Naturally, Jesse James’ 2017 season will be remembered for one play. It’s probable his entire career will be remembered by it to. The catch/no-catch against the New England Patriots. He could become the first man to travel to Mars, return home, and the first question he’d be asked is if he thinks the competition committee is going to change the catch rule. Let’s all accept that fact.
Let’s all also accept that James’ season, in terms of what really matters, is not summed up by that one play. Evaluating his play goes far beyond just that moment or that game. Speaking with Steelers.com’s Missi Matthews, James summed up his evaluation of how he performed last season.
“Had ups and downs,” James told Matthews. “Started off hot, played good in the first few games. Got banged up, struggled to recover from that, finished strong at the end of the season. So it was up and down. Felt pretty good about the way things went though.”
He finished the year with better numbers across the board than he had in 2016. Four more receptions, 34 more yards, and three trips to the end zone, equaling what he did two years ago. He was a key cog in the thrilling victory over the Baltimore Ravens to capture the AFC North, hauling in ten passes for 97 yards, including a crucial third down reception on the final drive.
And there was that hot start. Two of his scores came in Week One, becoming the first Steelers’ tight end to do so since Heath Miller in 2012.

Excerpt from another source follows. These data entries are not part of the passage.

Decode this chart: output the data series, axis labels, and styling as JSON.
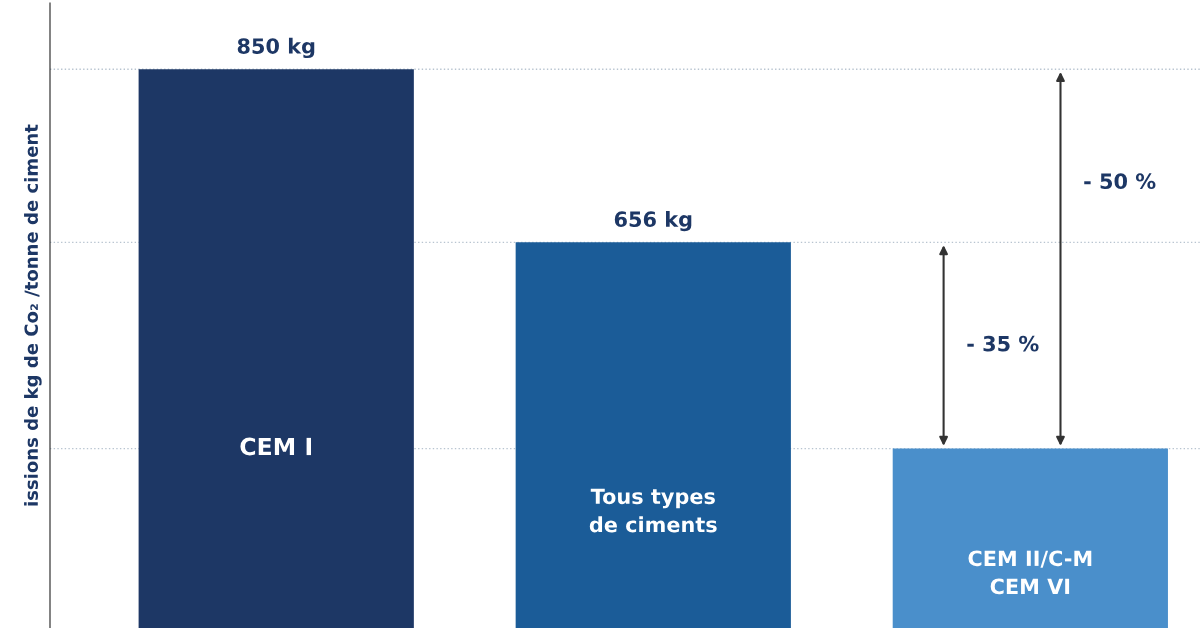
{
  "chart_data": {
    "type": "bar",
    "ylabel": "issions de kg de Co₂ /tonne de ciment",
    "categories": [
      "CEM I",
      "Tous types\nde ciments",
      "CEM II/C-M\nCEM VI"
    ],
    "values": [
      850,
      656,
      425
    ],
    "colors": [
      "#1d3765",
      "#1b5c98",
      "#4a8fcb"
    ],
    "value_labels": [
      "850 kg",
      "656 kg",
      null
    ],
    "ylim": [
      224,
      924
    ],
    "ref_lines": [
      {
        "axis": "y",
        "value": 850,
        "color": "#b8c4d0",
        "line_style": "dotted"
      },
      {
        "axis": "y",
        "value": 656,
        "color": "#b8c4d0",
        "line_style": "dotted"
      },
      {
        "axis": "y",
        "value": 425,
        "color": "#b8c4d0",
        "line_style": "dotted"
      }
    ],
    "annotations": [
      "- 35 %",
      "- 50 %"
    ]
  }
}
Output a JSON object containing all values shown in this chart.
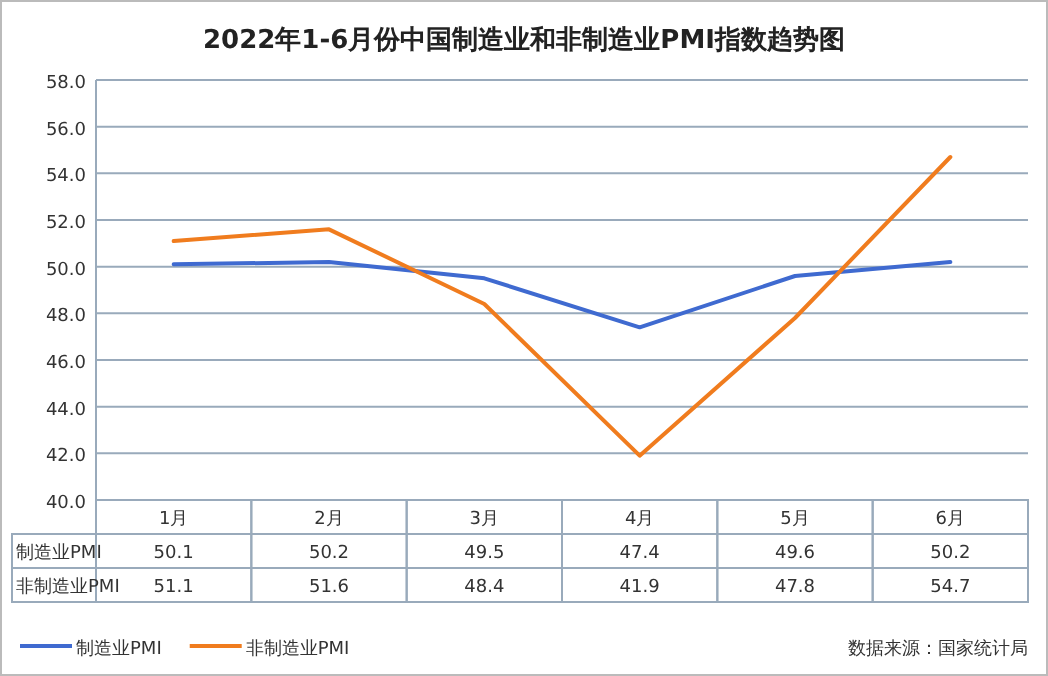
{
  "chart_data": {
    "type": "line",
    "title": "2022年1-6月份中国制造业和非制造业PMI指数趋势图",
    "categories": [
      "1月",
      "2月",
      "3月",
      "4月",
      "5月",
      "6月"
    ],
    "series": [
      {
        "name": "制造业PMI",
        "color": "#3f6ad0",
        "values": [
          50.1,
          50.2,
          49.5,
          47.4,
          49.6,
          50.2
        ]
      },
      {
        "name": "非制造业PMI",
        "color": "#f07c1e",
        "values": [
          51.1,
          51.6,
          48.4,
          41.9,
          47.8,
          54.7
        ]
      }
    ],
    "ylim": [
      40,
      58
    ],
    "yticks": [
      {
        "value": 40,
        "label": "40.0"
      },
      {
        "value": 42,
        "label": "42.0"
      },
      {
        "value": 44,
        "label": "44.0"
      },
      {
        "value": 46,
        "label": "46.0"
      },
      {
        "value": 48,
        "label": "48.0"
      },
      {
        "value": 50,
        "label": "50.0"
      },
      {
        "value": 52,
        "label": "52.0"
      },
      {
        "value": 54,
        "label": "54.0"
      },
      {
        "value": 56,
        "label": "56.0"
      },
      {
        "value": 58,
        "label": "58.0"
      }
    ],
    "grid": "y",
    "legend": "bottom left",
    "data_labels": true,
    "marker": "none",
    "line_style": "solid",
    "annotations": [
      "数据来源：国家统计局"
    ]
  }
}
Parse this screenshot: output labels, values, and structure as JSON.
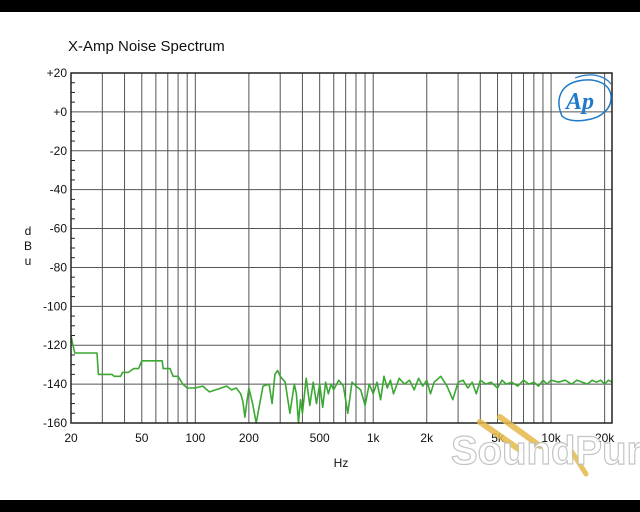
{
  "chart_data": {
    "type": "line",
    "title": "X-Amp Noise Spectrum",
    "xlabel": "Hz",
    "ylabel": "dBu",
    "x_scale": "log",
    "xlim": [
      20,
      22000
    ],
    "ylim": [
      -160,
      20
    ],
    "grid": true,
    "x_ticks": [
      20,
      50,
      100,
      200,
      500,
      1000,
      2000,
      5000,
      10000,
      20000
    ],
    "x_tick_labels": [
      "20",
      "50",
      "100",
      "200",
      "500",
      "1k",
      "2k",
      "5k",
      "10k",
      "20k"
    ],
    "y_ticks": [
      20,
      0,
      -20,
      -40,
      -60,
      -80,
      -100,
      -120,
      -140,
      -160
    ],
    "y_tick_labels": [
      "+20",
      "+0",
      "-20",
      "-40",
      "-60",
      "-80",
      "-100",
      "-120",
      "-140",
      "-160"
    ],
    "series": [
      {
        "color": "#3aa832",
        "x": [
          20,
          20.5,
          21,
          22,
          24,
          25,
          28,
          28.5,
          34,
          35,
          38,
          39,
          42,
          45,
          48,
          50,
          55,
          60,
          65,
          66,
          72,
          75,
          80,
          85,
          90,
          100,
          110,
          120,
          140,
          150,
          160,
          170,
          180,
          185,
          190,
          195,
          200,
          210,
          220,
          240,
          260,
          270,
          280,
          290,
          300,
          320,
          340,
          360,
          370,
          380,
          390,
          400,
          420,
          440,
          460,
          480,
          500,
          520,
          540,
          560,
          580,
          600,
          640,
          680,
          720,
          760,
          800,
          850,
          900,
          950,
          1000,
          1050,
          1100,
          1150,
          1200,
          1250,
          1300,
          1400,
          1500,
          1600,
          1700,
          1800,
          1900,
          2000,
          2100,
          2200,
          2400,
          2600,
          2800,
          3000,
          3200,
          3400,
          3600,
          3800,
          4000,
          4300,
          4600,
          5000,
          5300,
          5600,
          6000,
          6500,
          7000,
          7500,
          8000,
          8500,
          9000,
          9500,
          10000,
          11000,
          12000,
          13000,
          14000,
          15000,
          16000,
          17000,
          18000,
          19000,
          20000,
          21000,
          22000
        ],
        "y": [
          -115,
          -120,
          -124,
          -124,
          -124,
          -124,
          -124,
          -135,
          -135,
          -136,
          -136,
          -134,
          -134,
          -132,
          -132,
          -128,
          -128,
          -128,
          -128,
          -132,
          -132,
          -136,
          -136,
          -140,
          -142,
          -142,
          -141,
          -144,
          -142,
          -141,
          -143,
          -142,
          -145,
          -149,
          -157,
          -149,
          -142,
          -150,
          -162,
          -141,
          -140,
          -150,
          -135,
          -133,
          -136,
          -139,
          -155,
          -140,
          -145,
          -163,
          -148,
          -155,
          -137,
          -151,
          -139,
          -150,
          -140,
          -152,
          -139,
          -145,
          -140,
          -143,
          -138,
          -141,
          -155,
          -139,
          -141,
          -143,
          -151,
          -140,
          -145,
          -139,
          -148,
          -136,
          -142,
          -138,
          -145,
          -137,
          -140,
          -138,
          -143,
          -137,
          -141,
          -138,
          -145,
          -139,
          -136,
          -141,
          -148,
          -139,
          -138,
          -142,
          -139,
          -145,
          -138,
          -140,
          -139,
          -142,
          -138,
          -140,
          -139,
          -141,
          -138,
          -140,
          -139,
          -141,
          -138,
          -140,
          -138,
          -139,
          -138,
          -140,
          -138,
          -139,
          -140,
          -138,
          -139,
          -138,
          -140,
          -138,
          -139
        ]
      }
    ]
  },
  "logo_text": "Ap",
  "watermark_text": "SoundPure"
}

What I’m most interested in, and it’s been hinted at, is a mysterious injury – or injuries – that plagued him throughout the year. James mentions it here, the first time he’s personally done so, I believe, though doesn’t specify the nature or severity of it. Todd Haley first brought it up back in December.
Whatever James was dealing with was clearly pretty serious and surely affected the quality of his play. That durability and consistency has been fleeting at the position post-Miller. Ladarius Green’s concussions ran him out of the league and it was a minor miracle for Vance McDonald to make it through a half without a trip to the locker room. It makes James a bit underappreciated and probably skews how good he actually was last year.
There’s no question James is still a limited-upside guy. He’s not dynamic, even assuming injury, we can say that with confidence. He’s old-school. But that fits the Steelers well and as a #2 tight end, he suits the needs of the organization well. A healthy James in 2018 should offer a better barometer of how much his game has grown.